Before nearby adults realized what was happening, neighbor Chris Haney bolted to the scene and, barefoot and wearing only shorts, shinned up the tree. “I was afraid she was going to fall,” says the Boy Scout. “I didn’t want her to die.” In minutes Haney reached the still-conscious girl and ordered her to grab his neck. “Her leg looked burned,” he says. “She had to hold on with her elbows because her hands were all black.”

Maneuvering his way down through thick branches, Chris, carrying Samantha, made it back to terra firma just as emergency workers arrived.

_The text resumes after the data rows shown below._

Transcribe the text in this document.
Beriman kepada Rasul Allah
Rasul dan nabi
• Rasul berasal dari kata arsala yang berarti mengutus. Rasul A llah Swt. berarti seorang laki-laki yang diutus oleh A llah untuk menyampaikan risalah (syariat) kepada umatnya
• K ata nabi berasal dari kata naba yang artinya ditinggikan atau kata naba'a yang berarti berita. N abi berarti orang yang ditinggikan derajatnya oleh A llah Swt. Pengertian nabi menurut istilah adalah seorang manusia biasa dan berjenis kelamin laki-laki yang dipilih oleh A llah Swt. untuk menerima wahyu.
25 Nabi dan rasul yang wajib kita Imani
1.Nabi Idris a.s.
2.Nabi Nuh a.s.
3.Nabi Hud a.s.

They rushed her to nearby Lincoln Medical Center, where she was listed in critical condition with second- and third-degree burns. She later received skin grafts on her arm, leg and foot but suffered no internal injuries.

Today the local EMS crew still marvels at Chris’s courage. “A lot of folks trained in rescue work couldn’t have done what he did,” says spokesman Josh Wagner. But a chivalrous Chris credits his resilient rescuee. “Samantha is a powerful dude,” he says with a smile. “Well, dude-ette.”